Scam Czars: What’s Russian for ‘Hacker’?: An interesting article that attempts to explain why so many hackers come from Russia.

Russia has long had a strong system of math and science education, and until the relatively recent upturn in the economy, the multitudes of whiz kids who graduated from its schools often had poor job prospects.

At the same time, they were entering a society that for decades had built up a deep skepticism about the virtues of following the rules. Under Communism, the thicket of strictures that governed almost every aspect of life was considered so inane that only fools were thought to abide by them.

[…] One result was that corruption was rampant in Soviet times, and has endured, if not gotten worse.


Oct 20

Remember, there are only 194 countries in the world...

Official: International hackers going after U.S. networks: 140 of 194 is…72% of the world, trying to hack our government. Nice.

About 140 foreign intelligence organizations are trying to hack into the computer networks of the U.S. government and U.S. companies, a top counterintelligence official said.

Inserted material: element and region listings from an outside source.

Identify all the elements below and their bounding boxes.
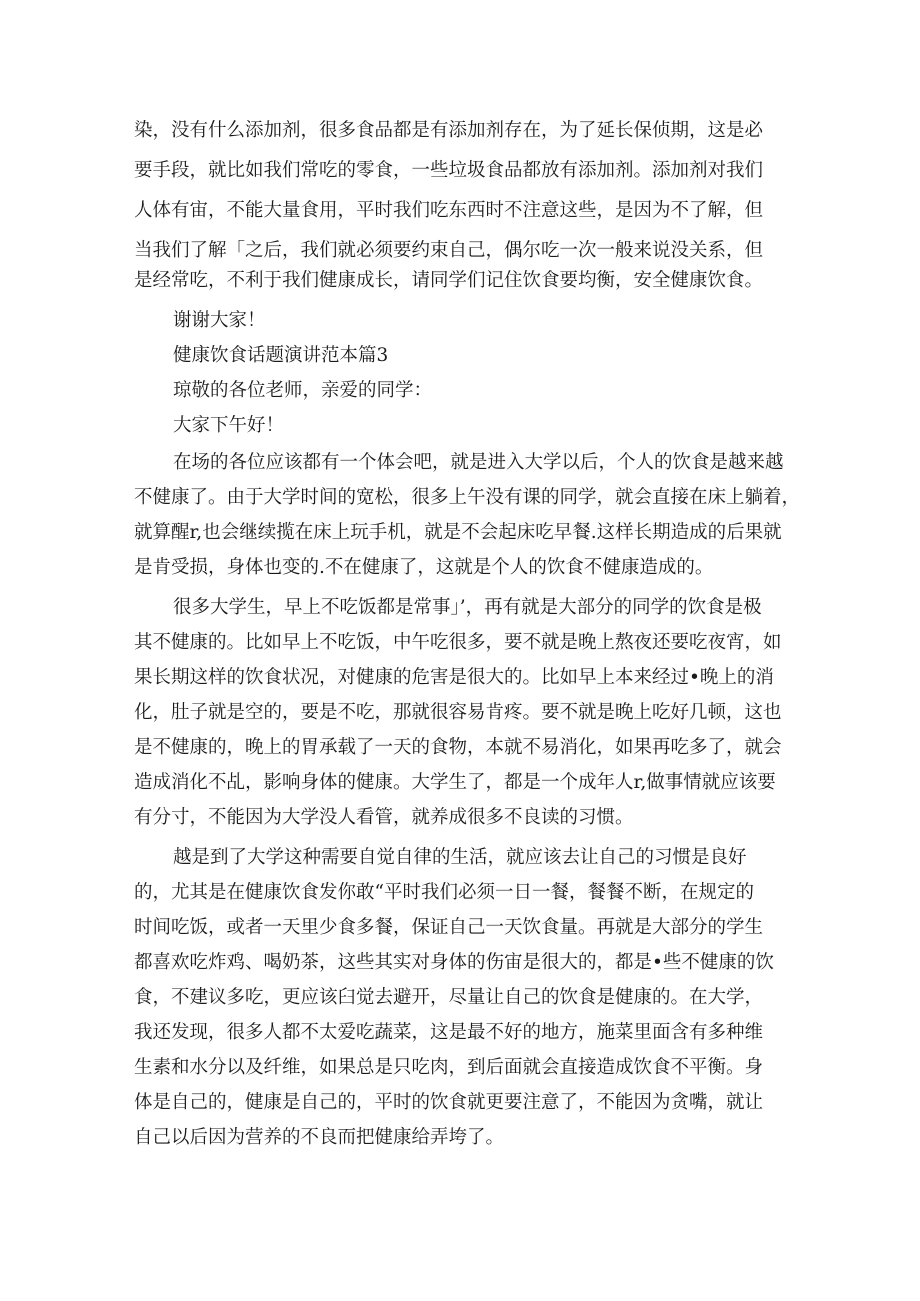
paragraph-line: 是不健康的，晚上的胃承载了一天的食物，本就不易消化，如果再吃多了，就会: [134, 737, 782, 758]
salutation: 琼敬的各位老师，亲爱的同学：: [173, 380, 433, 401]
closing-thanks: 谢谢大家！: [173, 310, 266, 331]
paragraph-line: 生素和水分以及纤维，如果总是只吃肉，到后面就会直接造成饮食不平衡。身: [134, 1057, 764, 1078]
paragraph-line: 的，尤其是在健康饮食发你敢“平时我们必须一日一餐，餐餐不断，在规定的: [134, 882, 754, 903]
paragraph-line: 很多大学生，早上不吃饭都是常事」’，再有就是大部分的同学的饮食是极: [173, 597, 762, 618]
paragraph-line: 就算醒r,也会继续揽在床上玩手机，就是不会起床吃早餐.这样长期造成的后果就: [134, 522, 782, 543]
paragraph-line: 当我们了解「之后，我们就必须要约束自己，偶尔吃一次一般来说没关系，但: [134, 240, 764, 261]
section-heading: 健康饮食话题演讲范本篇3: [173, 345, 389, 366]
paragraph-line: 体是自己的，健康是自己的，平时的饮食就更要注意了，不能因为贪嘴，就让: [134, 1092, 764, 1113]
greeting: 大家下午好！: [173, 415, 285, 436]
paragraph-line: 其不健康的。比如早上不吃饭，中午吃很多，要不就是晚上熬夜还要吃夜宵，如: [134, 632, 782, 653]
paragraph-line: 是肯受损，身体也变的.不在健康了，这就是个人的饮食不健康造成的。: [134, 557, 714, 578]
paragraph-line: 都喜欢吃炸鸡、喝奶茶，这些其实对身体的伤宙是很大的，都是•些不健康的饮: [134, 952, 774, 973]
paragraph-line: 食，不建议多吃，更应该臼觉去避开，尽量让自己的饮食是健康的。在大学，: [134, 987, 764, 1008]
paragraph-line: 人体有宙，不能大量食用，平时我们吃东西时不注意这些，是因为不了解，但: [134, 200, 764, 221]
paragraph-line: 是经常吃，不利于我们健康成长，请同学们记住饮食要均衡，安全健康饮食。: [134, 270, 764, 291]
paragraph-line: 时间吃饭，或者一天里少食多餐，保证自己一天饮食量。再就是大部分的学生: [134, 917, 764, 938]
paragraph-line: 造成消化不乩，影响身体的健康。大学生了，都是一个成年人r,做事情就应该要: [134, 772, 776, 793]
paragraph-line: 不健康了。由于大学时间的宽松，很多上午没有课的同学，就会直接在床上躺着，: [134, 487, 801, 508]
paragraph-line: 有分寸，不能因为大学没人看管，就养成很多不良读的习惯。: [134, 807, 634, 828]
paragraph-line: 化，肚子就是空的，要是不吃，那就很容易肯疼。要不就是晚上吃好几顿，这也: [134, 702, 782, 723]
paragraph-line: 染，没有什么添加剂，很多食品都是有添加剂存在，为了延长保侦期，这是必: [134, 120, 764, 141]
paragraph-line: 我还发现，很多人都不太爱吃蔬菜，这是最不好的地方，施菜里面含有多种维: [134, 1022, 764, 1043]
paragraph-line: 越是到了大学这种需要自觉自律的生活，就应该去让自己的习惯是良好: [173, 847, 747, 868]
paragraph-line: 在场的各位应该都有一个体会吧，就是进入大学以后，个人的饮食是越来越: [173, 452, 784, 473]
paragraph-line: 自己以后因为营养的不良而把健康给弄垮了。: [134, 1127, 505, 1148]
paragraph-line: 果长期这样的饮食状况，对健康的危害是很大的。比如早上本来经过•晚上的消: [134, 667, 774, 688]
paragraph-line: 要手段，就比如我们常吃的零食，一些垃圾食品都放有添加剂。添加剂对我们: [134, 160, 764, 181]
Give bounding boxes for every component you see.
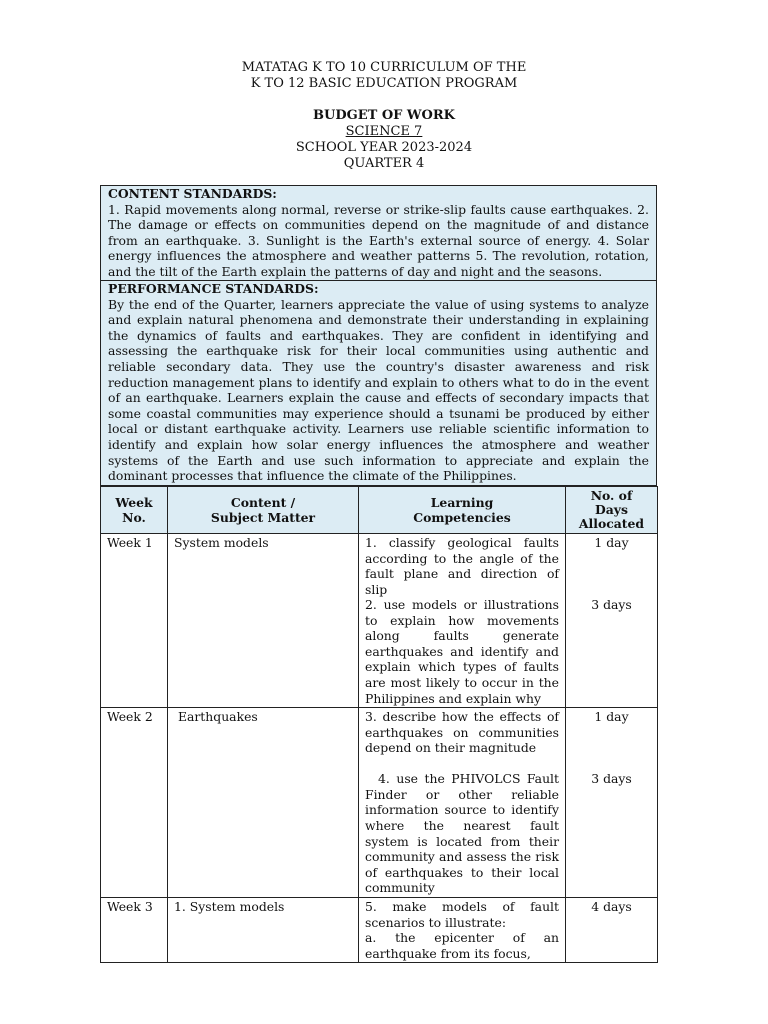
content-standards-text: 1. Rapid movements along normal, reverse or strike-slip faults cause earthquakes. 2. The damage or effects on communities depend on the magnitude of and distance from an earthquake. 3. Sunlight is the Earth's external source of energy. 4. Solar energy influences the atmosphere and weather patterns 5. The revolution, rotation, and the tilt of the Earth explain the patterns of day and night and the seasons.: [108, 201, 649, 279]
competency-1: 1. classify geological faults according to the angle of the fault plane and direction of slip: [365, 535, 559, 597]
school-year: SCHOOL YEAR 2023-2024: [295, 140, 473, 155]
performance-standards-box: [100, 281, 657, 486]
competencies-cell: [359, 708, 566, 898]
document-header: [0, 60, 768, 172]
competencies-cell: [359, 534, 566, 708]
header-content: Content / Subject Matter: [168, 487, 359, 534]
header-days-allocated: No. of Days Allocated: [566, 487, 658, 534]
competency-4: 4. use the PHIVOLCS Fault Finder or other reliable information source to identify where the nearest fault system is located from their community and assess the risk of earthquakes to their local community: [365, 771, 563, 896]
week-cell: Week 1: [101, 534, 168, 708]
header-week-no: Week No.: [101, 487, 168, 534]
competencies-cell: [359, 897, 566, 962]
competency-2: 2. use models or illustrations to explain how movements along faults generate earthquakes and identify and explain which types of faults are most likely to occur in the Philippines and explain why: [365, 597, 559, 706]
days-cell: [566, 708, 658, 898]
content-standards-box: [100, 185, 657, 281]
days-2: 3 days: [591, 597, 632, 612]
quarter: QUARTER 4: [343, 156, 425, 171]
table-row: [101, 897, 658, 962]
content-cell: 1. System models: [168, 897, 359, 962]
content-cell: System models: [168, 534, 359, 708]
subject-name: SCIENCE 7: [345, 124, 423, 139]
content-cell: Earthquakes: [168, 708, 359, 898]
days-4: 3 days: [591, 771, 632, 787]
table-header-row: [101, 487, 658, 534]
header-line-2: K TO 12 BASIC EDUCATION PROGRAM: [250, 76, 518, 91]
document-title: BUDGET OF WORK: [313, 108, 455, 123]
header-competencies: Learning Competencies: [359, 487, 566, 534]
header-line-1: MATATAG K TO 10 CURRICULUM OF THE: [241, 60, 527, 75]
competency-5a: a. the epicenter of an earthquake from its focus,: [365, 930, 559, 961]
budget-of-work-table: [100, 486, 658, 963]
table-row: [101, 708, 658, 898]
week-cell: Week 2: [101, 708, 168, 898]
content-standards-label: CONTENT STANDARDS:: [108, 186, 277, 201]
week-cell: Week 3: [101, 897, 168, 962]
competency-3: 3. describe how the effects of earthquakes on communities depend on their magnitude: [365, 709, 559, 756]
days-cell: 4 days: [566, 897, 658, 962]
days-cell: [566, 534, 658, 708]
table-row: [101, 534, 658, 708]
competency-5: 5. make models of fault scenarios to illustrate:: [365, 898, 559, 930]
performance-standards-label: PERFORMANCE STANDARDS:: [108, 281, 319, 296]
performance-standards-text: By the end of the Quarter, learners appreciate the value of using systems to analyze and explain natural phenomena and demonstrate their understanding in explaining the dynamics of faults and earthquakes. They are confident in identifying and assessing the earthquake risk for their local communities using authentic and reliable secondary data. They use the country's disaster awareness and risk reduction management plans to identify and explain to others what to do in the event of an earthquake. Learners explain the cause and effects of secondary impacts that some coastal communities may experience should a tsunami be produced by either local or distant earthquake activity. Learners use reliable scientific information to identify and explain how solar energy influences the atmosphere and weather systems of the Earth and use such information to appreciate and explain the dominant processes that influence the climate of the Philippines.: [108, 296, 649, 484]
days-1: 1 day: [594, 535, 629, 550]
days-3: 1 day: [594, 709, 629, 725]
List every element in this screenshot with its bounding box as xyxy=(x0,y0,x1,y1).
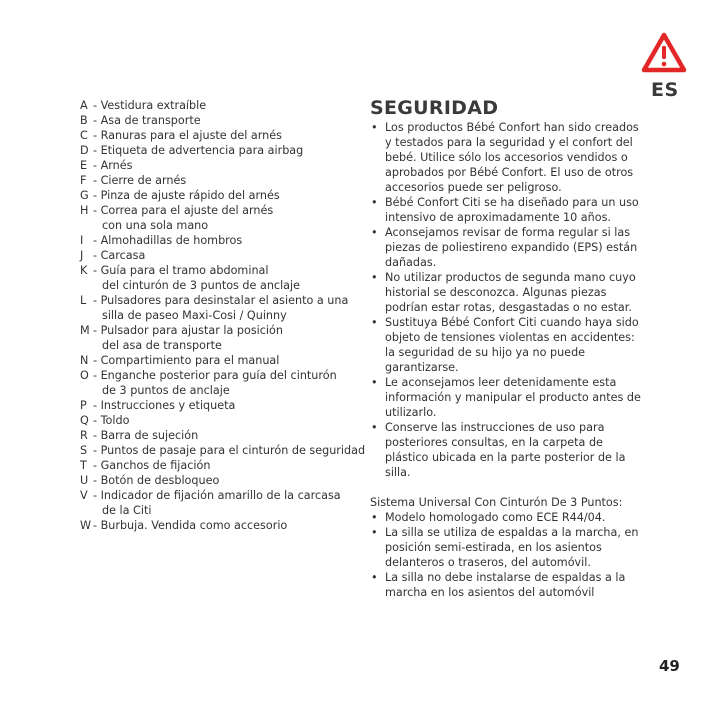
part-item xyxy=(80,98,360,113)
part-description-continued: con una sola mano xyxy=(102,219,209,232)
part-code: O xyxy=(80,369,89,382)
part-item xyxy=(80,458,360,473)
part-code: P xyxy=(80,399,87,412)
bullet-item: • Conserve las instrucciones de uso para posteriores consultas, en la carpeta de plástico ubicada en la parte posterior de la silla. xyxy=(370,420,645,480)
part-code: C xyxy=(80,129,88,142)
part-code: D xyxy=(80,144,89,157)
part-description xyxy=(93,98,360,113)
part-description-line: - Vestidura extraíble xyxy=(93,99,207,112)
part-description xyxy=(93,398,360,413)
part-description-line: - Burbuja. Vendida como accesorio xyxy=(93,519,288,532)
part-description xyxy=(93,368,360,398)
part-item xyxy=(80,203,360,233)
system-heading: Sistema Universal Con Cinturón De 3 Puntos: xyxy=(370,496,623,509)
part-item xyxy=(80,173,360,188)
part-description-line: - Arnés xyxy=(93,159,133,172)
language-code: ES xyxy=(651,79,679,101)
part-item xyxy=(80,113,360,128)
part-item xyxy=(80,413,360,428)
part-item xyxy=(80,368,360,398)
part-description-line: - Barra de sujeción xyxy=(93,429,199,442)
part-code: S xyxy=(80,444,88,457)
part-description xyxy=(93,263,360,293)
safety-section xyxy=(370,96,645,600)
part-description xyxy=(93,413,360,428)
part-description xyxy=(93,158,360,173)
part-description-line: - Pulsadores para desinstalar el asiento a una xyxy=(93,294,349,307)
part-code: B xyxy=(80,114,88,127)
part-description-continued: de 3 puntos de anclaje xyxy=(102,384,230,397)
part-description-line: - Enganche posterior para guía del cinturón xyxy=(93,369,337,382)
part-description-line: - Pulsador para ajustar la posición xyxy=(93,324,283,337)
part-description xyxy=(93,113,360,128)
part-description xyxy=(93,473,360,488)
part-code: K xyxy=(80,264,88,277)
part-item xyxy=(80,353,360,368)
part-code: Q xyxy=(80,414,89,427)
part-description-line: - Correa para el ajuste del arnés xyxy=(93,204,274,217)
part-item xyxy=(80,158,360,173)
part-description-line: - Asa de transporte xyxy=(93,114,201,127)
part-item xyxy=(80,398,360,413)
part-description-line: - Carcasa xyxy=(93,249,146,262)
part-description-continued: del asa de transporte xyxy=(102,339,222,352)
part-description-continued: silla de paseo Maxi-Cosi / Quinny xyxy=(102,309,287,322)
part-description-line: - Guía para el tramo abdominal xyxy=(93,264,269,277)
part-description xyxy=(93,128,360,143)
parts-list xyxy=(80,98,366,533)
part-description xyxy=(93,443,365,458)
part-code: R xyxy=(80,429,88,442)
bullet-item: • La silla se utiliza de espaldas a la marcha, en posición semi-estirada, en los asientos delanteros o traseros, del automóvil. xyxy=(370,525,645,570)
part-code: H xyxy=(80,204,89,217)
part-item xyxy=(80,473,360,488)
part-description-continued: del cinturón de 3 puntos de anclaje xyxy=(102,279,301,292)
part-code: T xyxy=(80,459,87,472)
part-description-line: - Pinza de ajuste rápido del arnés xyxy=(93,189,280,202)
part-description xyxy=(93,353,360,368)
bullet-item: • Le aconsejamos leer detenidamente esta información y manipular el producto antes de utilizarlo. xyxy=(370,375,645,420)
part-description-line: - Etiqueta de advertencia para airbag xyxy=(93,144,304,157)
part-code: A xyxy=(80,99,88,112)
bullet-item: • Los productos Bébé Confort han sido creados y testados para la seguridad y el confort del bebé. Utilice sólo los accesorios vendidos o aprobados por Bébé Confort. El uso de otros accesorios puede ser peligroso. xyxy=(370,120,645,195)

The nation’s electronic systems are too easy to hack, and the number of world-class hackers is “multiplying at bewildering speed,” he said at a symposium on cyber security Friday.

That, he said, has transformed the nature of counterintelligence: “If you can exfiltrate massive amounts of information electronically from the comfort of your own office on another continent, why incur the expense and risk of running a traditional espionage operation?”


Oct 16

"the first major motion picture to accurately portray a hack"

Matrix Sequel Has Hacker Cred: An old article, but one I’d missed up until now: apparently “The Matrix Reloaded” contains the rarest of cinematic rarities — an accurate hack attempt.

An Nmap port scan is a common prelude to an intrusion attempt — a way of casing the joint, to find out if any vulnerable service are running.

That’s exactly how the fictional Trinity uses it. In a sequence that flashes on screen for a few scant seconds, the green phosphor text of Trinity’s computer clearly shows Nmap being run against the IP address 10.2.2.2, and finding an open port number 22, correctly identified as the SSH service used to log into computers remotely.

“I was definitely pretty excited when I saw it,” says “Fyodor,” the 25-year-old author of Nmap. “I think compared to previous movies that had any kind of hacking content, you could generally assume it’s going to be some kind of stupid 3D graphics show.”